Good quotes. How does this ST compare to your other ST favorites? Shall we expect a future review?

Chris Nelson said...

If you can understand this, deconstructionism is stupid.

Bill said...

Dan...could we logically, not using deconstructionism of course, now say the academic game is rigged? I think so.

Rob Bailey said...

It has been a while since I read this ST, but I seem to remember Culver using a very similar strategy himself to promote his own presuppositions about a figurative creation account.

DJP said...

Mike, I'm enjoying it so far. He's well-read, articulate, and always tries to anchor what he says Biblically. I'm not very far into it, though, only a bit over 100 pages. His Daniel and the Latter Days was amazingly splendid, so I'm hopeful.

I don't exactly have a favorite right now. I've profited from Reymond, Berkhof, Grudem. Most disappointing recent read (because of high expectations, not at all because it was horrid) was McCune's, which I still have to review.

Robert said...

Yet more evidence that the educational system is stocked with elitists instead of humble servants searching out the truth so that they can learn from it teach it to others. Sadly the masses are happy to follow these elitists and not think for themselves.

DJP said...

Are you talking about the educational system, or blogdom?

mike said...

Sometimes I think deconstructionism is advanced in a more subtle way by some who may denounce it but are selective about when they will and won't accept the plain meaning of a text. For example, it seem many evangelicals apply some of the same methods when they claim Genesis 1-2 is not really meant to be a literal creation account, or Matthew 24: 29-31 isn't really talking about the Second Coming.

Bill said...

Wrt Dan's question to Robert; education system, almost always. Blogdom, often.

Robert said...

DJP,

Could easily apply to both. In fact, one could say that blogdom just feeds the frenzy in most cases. It is almost like this generation has replaced learning from the TV with learning from the blogs. I used to tag the MTV generation as those watching rich, spoiled kids on TV and thinking that is how life is...now I'm thinking we have the blog/social network generation. And people think we are evolving???

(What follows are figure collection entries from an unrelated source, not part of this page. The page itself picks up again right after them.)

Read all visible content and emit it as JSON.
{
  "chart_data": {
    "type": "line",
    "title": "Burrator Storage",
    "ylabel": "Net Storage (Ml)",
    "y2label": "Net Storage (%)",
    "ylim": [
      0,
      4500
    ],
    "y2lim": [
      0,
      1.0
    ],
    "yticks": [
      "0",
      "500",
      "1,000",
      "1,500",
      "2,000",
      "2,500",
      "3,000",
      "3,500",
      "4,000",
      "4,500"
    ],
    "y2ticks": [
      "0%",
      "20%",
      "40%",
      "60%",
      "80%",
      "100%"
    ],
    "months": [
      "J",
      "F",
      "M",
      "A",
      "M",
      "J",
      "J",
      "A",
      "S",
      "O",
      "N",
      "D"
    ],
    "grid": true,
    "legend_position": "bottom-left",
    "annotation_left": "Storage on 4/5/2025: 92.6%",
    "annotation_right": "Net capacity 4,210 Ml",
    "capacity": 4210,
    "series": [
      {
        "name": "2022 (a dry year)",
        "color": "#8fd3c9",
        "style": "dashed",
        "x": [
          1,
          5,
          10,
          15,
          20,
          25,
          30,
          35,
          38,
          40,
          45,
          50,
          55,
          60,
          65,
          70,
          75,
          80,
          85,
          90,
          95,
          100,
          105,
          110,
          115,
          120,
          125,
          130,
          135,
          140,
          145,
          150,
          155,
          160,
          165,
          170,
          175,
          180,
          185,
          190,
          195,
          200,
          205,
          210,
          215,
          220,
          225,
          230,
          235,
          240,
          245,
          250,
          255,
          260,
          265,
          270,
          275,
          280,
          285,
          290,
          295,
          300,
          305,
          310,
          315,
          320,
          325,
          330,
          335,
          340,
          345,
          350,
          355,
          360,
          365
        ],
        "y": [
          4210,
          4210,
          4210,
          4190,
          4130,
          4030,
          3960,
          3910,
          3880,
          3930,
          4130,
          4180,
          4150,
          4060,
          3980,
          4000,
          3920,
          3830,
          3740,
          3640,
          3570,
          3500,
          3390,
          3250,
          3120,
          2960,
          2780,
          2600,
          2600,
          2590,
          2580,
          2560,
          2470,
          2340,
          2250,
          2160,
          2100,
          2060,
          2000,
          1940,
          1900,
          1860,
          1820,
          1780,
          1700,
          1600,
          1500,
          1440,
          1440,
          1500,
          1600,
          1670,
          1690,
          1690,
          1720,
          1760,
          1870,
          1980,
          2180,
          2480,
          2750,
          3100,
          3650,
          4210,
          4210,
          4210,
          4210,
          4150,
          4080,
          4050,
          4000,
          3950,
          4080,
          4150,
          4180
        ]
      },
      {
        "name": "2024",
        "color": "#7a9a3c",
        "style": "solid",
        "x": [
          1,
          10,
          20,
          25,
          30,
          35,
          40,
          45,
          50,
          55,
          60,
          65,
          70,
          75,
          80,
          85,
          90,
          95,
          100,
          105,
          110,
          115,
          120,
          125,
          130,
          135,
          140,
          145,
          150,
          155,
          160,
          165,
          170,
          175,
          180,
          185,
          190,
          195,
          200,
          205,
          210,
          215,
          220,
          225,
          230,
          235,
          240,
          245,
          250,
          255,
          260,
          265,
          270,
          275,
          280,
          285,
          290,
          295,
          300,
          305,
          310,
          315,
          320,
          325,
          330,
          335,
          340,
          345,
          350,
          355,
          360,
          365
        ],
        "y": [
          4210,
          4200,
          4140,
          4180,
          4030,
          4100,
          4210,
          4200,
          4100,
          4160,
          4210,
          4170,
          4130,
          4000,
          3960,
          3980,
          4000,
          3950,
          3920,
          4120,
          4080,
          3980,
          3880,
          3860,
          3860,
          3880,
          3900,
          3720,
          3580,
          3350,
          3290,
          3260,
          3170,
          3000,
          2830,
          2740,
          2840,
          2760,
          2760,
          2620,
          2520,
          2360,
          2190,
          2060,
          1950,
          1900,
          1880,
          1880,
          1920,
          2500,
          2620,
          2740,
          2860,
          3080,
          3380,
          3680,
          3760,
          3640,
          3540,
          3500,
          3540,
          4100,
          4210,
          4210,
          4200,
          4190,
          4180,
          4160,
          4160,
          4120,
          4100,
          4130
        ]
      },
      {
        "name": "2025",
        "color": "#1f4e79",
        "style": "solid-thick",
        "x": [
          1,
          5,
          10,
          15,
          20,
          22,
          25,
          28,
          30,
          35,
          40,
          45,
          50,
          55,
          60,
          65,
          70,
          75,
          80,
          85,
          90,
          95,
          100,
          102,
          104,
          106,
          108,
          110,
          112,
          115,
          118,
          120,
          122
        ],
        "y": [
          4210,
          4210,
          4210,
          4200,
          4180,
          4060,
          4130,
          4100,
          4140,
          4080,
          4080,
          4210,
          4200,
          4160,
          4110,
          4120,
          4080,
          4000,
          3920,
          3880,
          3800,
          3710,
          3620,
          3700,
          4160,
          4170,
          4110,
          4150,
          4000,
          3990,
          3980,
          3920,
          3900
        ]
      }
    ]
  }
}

Truth Unites... and Divides said...

Is there a relationship between Deconstructionism and the various Historico-Critical hermeneutic methods favored by Liberal Protestant theologians and pastors?

Aaron Snell said...

Way to stick it to 'em, Dr. Culver.

Dan, have you worked through Shedd's?

Nash Equilibrium said...

It's always easier to tear something down than to create something.

Halcyon said...

I remember when I first studied "deconstruction" throughout college and grad school. Once I figured out that it was a form of absolute skepticism that eventually dissolves itself in its own acid...well, it made classroom discussions "interesting," to say the least.

BTW, most secular Arts & Sciences profs are still deconstructionist fanboys, but I did notice (in grad school) a slight disillusionment beginning to creep in. I take it as a good sign. Deconstruction may have cracked their brains, but at least some fresh air is getting in.

chrislie said...

Hi Dan, your blog really touches me, have been reading it for a while... Just wanted you to know about a website i started ReadYourBiblesChurch.com... It's a place for Bible study guides.. I also put a forum in that can be viewed from a mobile device.. I couldn't find where to contact you privately so I'm commenting, hope that is okay. :) God Bless! Jenn.

Bill Honsberger said...

Excellent point. Having watched the train wreck at the University (My last formal class was called "Beyond Deconstruction" - the point was now that everything was deconstructed what do we do with our time!) I thought it was humerous that all the deconstructionists were completely lacking in self awareness to notice that they never would deconstruct Derrida or Riccour or Lyotard, Jamison, Foucoult, and absolute still all of the managed to worship at the feet of the eminently modernist Marx and likewise Darwin.
This of course was all right before the emerging church jumped onboard... sigh...

Unknown said...

It was nice to see Dr. Culver's quote. I have known him for quite some time as he is the father of my sister's husband.